Pihak Shell memutuskan untuk mengurangi dividen kuartal I menjadi US$ 0,16 per saham, turun dari US$ 0,47 pada akhir 2019. Persentase pengurangan sebanyak 66%.

"Kepentingan pemegang saham sangatlah penting bagi kami. Namun mengingat virus Corona menyebabkan ketidakpastian di sektor migas, harga komoditas turun, volatilitas tinggi, prospek permintaan pun tidak pasti, sehingga turut mempengaruhi jatah para pemegang saham," kata Chad Holliday, Komisaris Royal Dutch Shell. Dikutip dari CNBC, Kamis (30/4/2020).

Saham Shell telah jatuh lebih dari 34% sejak awal tahun.

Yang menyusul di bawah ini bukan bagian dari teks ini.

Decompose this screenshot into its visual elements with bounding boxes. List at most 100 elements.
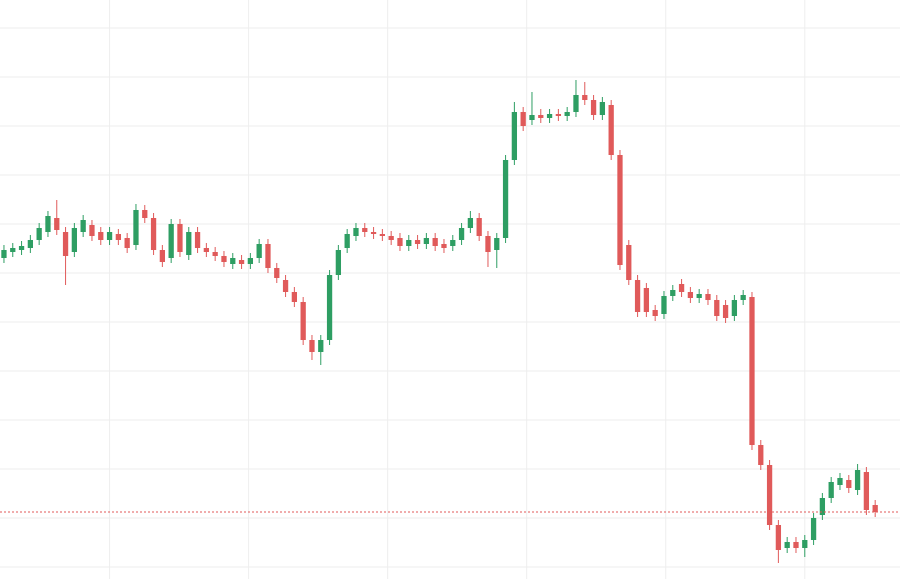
candle-body (749, 297, 755, 445)
candle-body (696, 294, 702, 298)
candle-body (309, 340, 315, 352)
candle-body (546, 114, 553, 118)
candle-body (414, 240, 421, 244)
candle-body (670, 290, 676, 296)
candle-body (714, 300, 720, 316)
candle-body (854, 470, 861, 490)
candle-body (450, 240, 456, 246)
candle-body (54, 218, 60, 230)
candle-body (10, 248, 16, 252)
candle-body (406, 240, 412, 246)
candle-body (784, 542, 790, 548)
candle-body (80, 220, 86, 232)
candle-body (643, 288, 650, 312)
candle-body (793, 542, 799, 548)
candle-body (89, 225, 95, 236)
candle-body (397, 238, 403, 246)
candle-body (485, 236, 491, 252)
candle-body (71, 228, 78, 252)
candle-body (168, 224, 174, 258)
candle-body (766, 465, 773, 525)
candle-body (758, 445, 764, 465)
candle-body (282, 280, 289, 292)
candle-body (353, 228, 359, 236)
candle-body (590, 100, 597, 115)
candle-body (247, 258, 254, 264)
candle-body (520, 112, 526, 126)
candle-body (142, 210, 148, 218)
candle-body (194, 232, 201, 248)
candle-body (27, 240, 34, 248)
candle-body (150, 218, 157, 250)
candle-body (159, 250, 166, 262)
candle-body (300, 302, 306, 340)
candle-body (221, 256, 227, 262)
candle-body (529, 115, 535, 120)
candle-body (256, 244, 262, 258)
candle-body (335, 250, 342, 275)
candle-body (318, 340, 324, 352)
candle-body (238, 260, 245, 264)
candle-body (326, 275, 333, 340)
candle-body (212, 252, 218, 256)
candle-body (203, 248, 210, 252)
candle-body (837, 478, 843, 485)
candle-body (379, 234, 386, 236)
candle-body (863, 472, 870, 510)
candle-body (538, 115, 544, 118)
candle-body (441, 244, 447, 248)
candle-body (1, 250, 7, 258)
candle-body (423, 238, 430, 244)
candle-body (678, 284, 685, 292)
candle-body (124, 238, 130, 248)
candle-body (502, 160, 509, 238)
candle-body (828, 482, 834, 498)
candle-body (564, 112, 570, 116)
candle-body (872, 505, 878, 512)
candle-body (36, 228, 42, 240)
candle-body (573, 95, 579, 112)
candle-body (802, 540, 808, 548)
candle-body (511, 112, 518, 160)
candle-body (608, 105, 614, 155)
candle-body (370, 232, 377, 234)
candle-body (291, 292, 298, 302)
candle-body (819, 498, 826, 515)
candle-body (731, 300, 738, 316)
candle-body (133, 210, 139, 245)
candle-body (652, 310, 658, 316)
candle-body (62, 232, 69, 256)
candle-body (274, 268, 280, 278)
candle-body (775, 525, 782, 550)
candle-body (810, 518, 817, 540)
candle-body (265, 244, 271, 268)
candle-body (626, 245, 632, 280)
candle-body (432, 238, 438, 246)
candle-body (476, 218, 482, 236)
candle-body (362, 228, 368, 232)
candle-body (45, 216, 51, 232)
candle-body (846, 480, 852, 488)
candle-body (494, 238, 500, 250)
candle-body (177, 224, 183, 252)
candle-body (599, 102, 606, 115)
candle-body (582, 95, 588, 100)
candle-body (617, 155, 623, 265)
candle-body (344, 234, 350, 248)
candle-body (106, 232, 113, 240)
candle-body (467, 218, 474, 228)
candle-body (98, 232, 104, 240)
candle-body (722, 305, 729, 318)
candle-body (634, 280, 641, 312)
candle-body (230, 258, 236, 264)
candle-body (555, 114, 562, 116)
candle-body (18, 246, 25, 250)
candle-body (661, 296, 667, 314)
candle-body (740, 295, 746, 300)
candle-body (186, 232, 192, 255)
candle-body (458, 228, 465, 240)
candle-body (115, 234, 122, 240)
candle-body (687, 292, 694, 298)
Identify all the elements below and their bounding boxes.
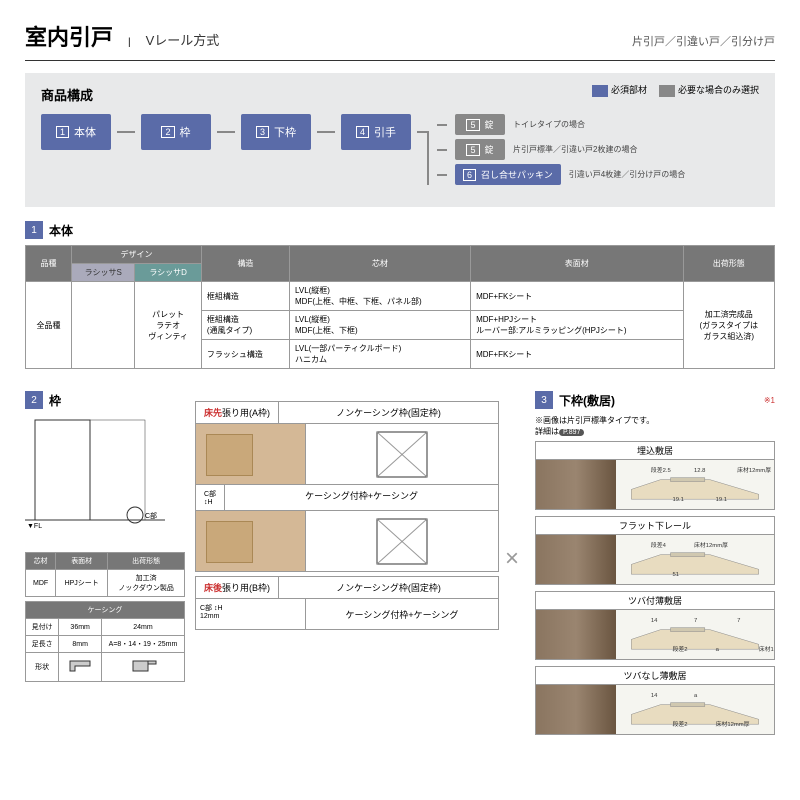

Pekan lalu, Equinor Norwegia menjadi perusahaan minyak pertama yang memotong dividennya tahun ini. Hal tersebut menimbulkan kekhawatiran bahwa raksasa migas lainnya akan menyusul.

British Petroleum (BP) melaporkan laba bersih kuartal pertama turun 67% dibandingkan periode tahun lalu. Penurunan ini akibat dari krisis virus Corona yang menyebabkan harga minyak anjlok.

Investor sekarang akan mengawasi perusahaan migas AS Chevron dan Exxon Mobil, yang keduanya akan merilis hasil Jumat (1/5/2020).

Jatuhnya laba bersih para perusahaan migas sebagai dampak dari harga minyak yang anjlok ke angka minus pekan lalu. Puncaknya, ketika harga minyak patokan Amerika Serikat (AS) West Texas Intermediate (WTI) berada dalam nilai negatif US$ -37,6 per barel. Hingga menjadikan harga minus terparah dalam sejarah perdagangan minyak dunia.